Pas suffisant pour les premiers concernés. Selon le ministère de l’Intérieur, en 2019, 11.217 policiers et gendarmes ont été blessés en mission. Ils étaient 9.961 en 2017. Plusieurs syndicats déplorent ainsi que leur «revendication la plus importante», «la mise en œuvre de peines minimales pour les agresseurs des forces de l’ordre», n’ait pas été «prise en compte».

Réformer la légitime défense pour les policiers

Afin de se faire entendre, de nombreux syndicats de police ont appelé à un rassemblement le 19 mai devant l’Assemblée nationale, auquel ils invitent les «citoyens» à venir les «soutenir». Michel Thooris qualifie l’événement de «mascarade»:

«C’est une diversion qui va permettre aux syndicats de police de tenter de faire croire aux collègues qu’ils se bougent pour eux et obtiendront des avancées. Sauf que les revendications font défaut. Cela fait 30 ans que ces syndicats organisent des rassemblements à chaque événement grave dans la police. Et derrière: rien.»

Michel Thooris parle d’«esbroufe» et assure que les syndicats, à l’instar de 2016 et du mouvement des policiers en colère qui avaient manifesté à plusieurs reprises suite à l’attaque de Viry-Châtillon, «ont peur d’être dépassés par le bas». «Ils craignent un nouveau mouvement spontané hors cadre syndical», assure Michel Thooris.
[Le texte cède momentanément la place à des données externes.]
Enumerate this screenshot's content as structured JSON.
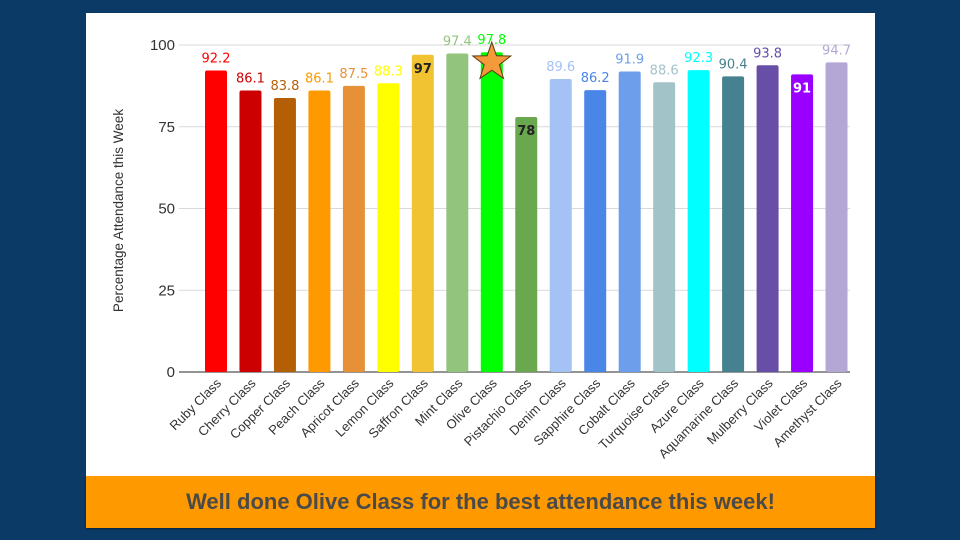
{
  "banner": {
    "text": "Well done Olive Class for the best attendance this week!"
  },
  "colors": {
    "background": "#0b3a66",
    "banner": "#ff9900",
    "star": "#f59a3b"
  },
  "chart_data": {
    "type": "bar",
    "title": "",
    "xlabel": "",
    "ylabel": "Percentage Attendance this Week",
    "ylim": [
      0,
      100
    ],
    "yticks": [
      0,
      25,
      50,
      75,
      100
    ],
    "grid": true,
    "categories": [
      "Ruby Class",
      "Cherry Class",
      "Copper Class",
      "Peach Class",
      "Apricot Class",
      "Lemon Class",
      "Saffron Class",
      "Mint Class",
      "Olive Class",
      "Pistachio Class",
      "Denim Class",
      "Sapphire Class",
      "Cobalt Class",
      "Turquoise Class",
      "Azure Class",
      "Aquamarine Class",
      "Mulberry Class",
      "Violet Class",
      "Amethyst Class"
    ],
    "values": [
      92.2,
      86.1,
      83.8,
      86.1,
      87.5,
      88.3,
      97,
      97.4,
      97.8,
      78,
      89.6,
      86.2,
      91.9,
      88.6,
      92.3,
      90.4,
      93.8,
      91,
      94.7
    ],
    "bar_colors": [
      "#ff0000",
      "#cc0000",
      "#b45f06",
      "#ff9900",
      "#e69138",
      "#ffff00",
      "#f1c232",
      "#93c47d",
      "#00ff00",
      "#6aa84f",
      "#a4c2f4",
      "#4a86e8",
      "#6d9eeb",
      "#a2c4c9",
      "#00ffff",
      "#45818e",
      "#674ea7",
      "#9900ff",
      "#b4a7d6"
    ],
    "label_colors": [
      "#ff0000",
      "#cc0000",
      "#b45f06",
      "#ff9900",
      "#e69138",
      "#ffff00",
      "#222222",
      "#93c47d",
      "#00ff00",
      "#222222",
      "#a4c2f4",
      "#4a86e8",
      "#6d9eeb",
      "#a2c4c9",
      "#00ffff",
      "#45818e",
      "#674ea7",
      "#ffffff",
      "#b4a7d6"
    ],
    "label_inside": [
      false,
      false,
      false,
      false,
      false,
      false,
      true,
      false,
      false,
      true,
      false,
      false,
      false,
      false,
      false,
      false,
      false,
      true,
      false
    ],
    "annotations": [
      {
        "type": "star",
        "category": "Olive Class",
        "meaning": "best attendance"
      }
    ]
  }
}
Il en profite pour glisser un nouveau tacle: «comme ils ont peur d’être un nombre ridicule, ils ont appelé les citoyens à venir les soutenir.»
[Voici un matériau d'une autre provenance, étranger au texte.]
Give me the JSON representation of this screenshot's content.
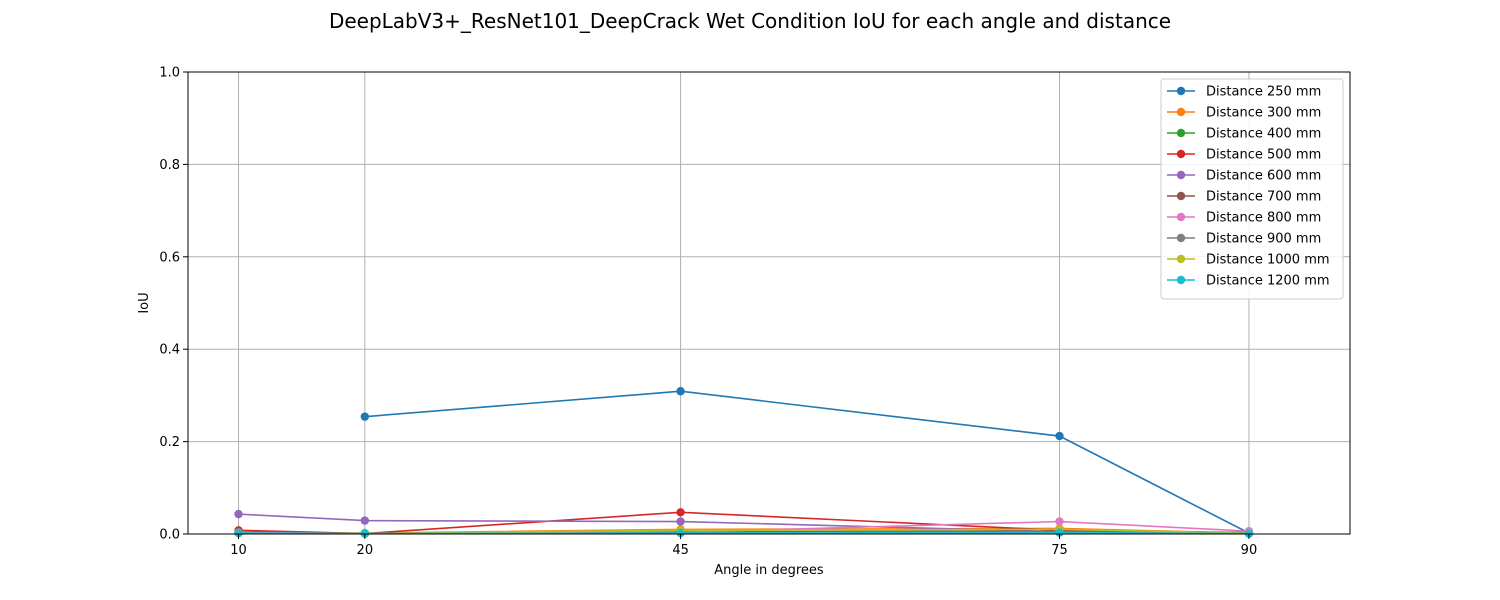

​Le secrétaire général de France Police –Policiers en colère propose à ses collègues de s’unir autour de «revendications fortes» comme la réforme de la légitime défense pour les policiers et gendarmes qui, selon Michel Thooris, «est très attendue par [nos] collègues et que [notre] organisation syndicale est la seule à demander.» Un point qui figure en effet –parmi d’autres mesures musclées– dans la tribune diffusée par son syndicat le 6 mai.

«Il faut que les policiers puissent ouvrir le feu avant d’être abattus par les voyous, et ce, de manière légale. Il est nécessaire qu’ils puissent le faire avant d’être soit tués, comme Éric Masson, soit accusés d’homicide et de finir en prison, car la légitime défense n’aura pas été retenue», martèle Michel Thooris.

Pour le policier, une telle mesure «serait véritablement de nature à démontrer que le pouvoir politique a pris la mesure de la gravité de la situation sécuritaire en France et qu’il se positionne réellement du côté des forces de l’ordre.»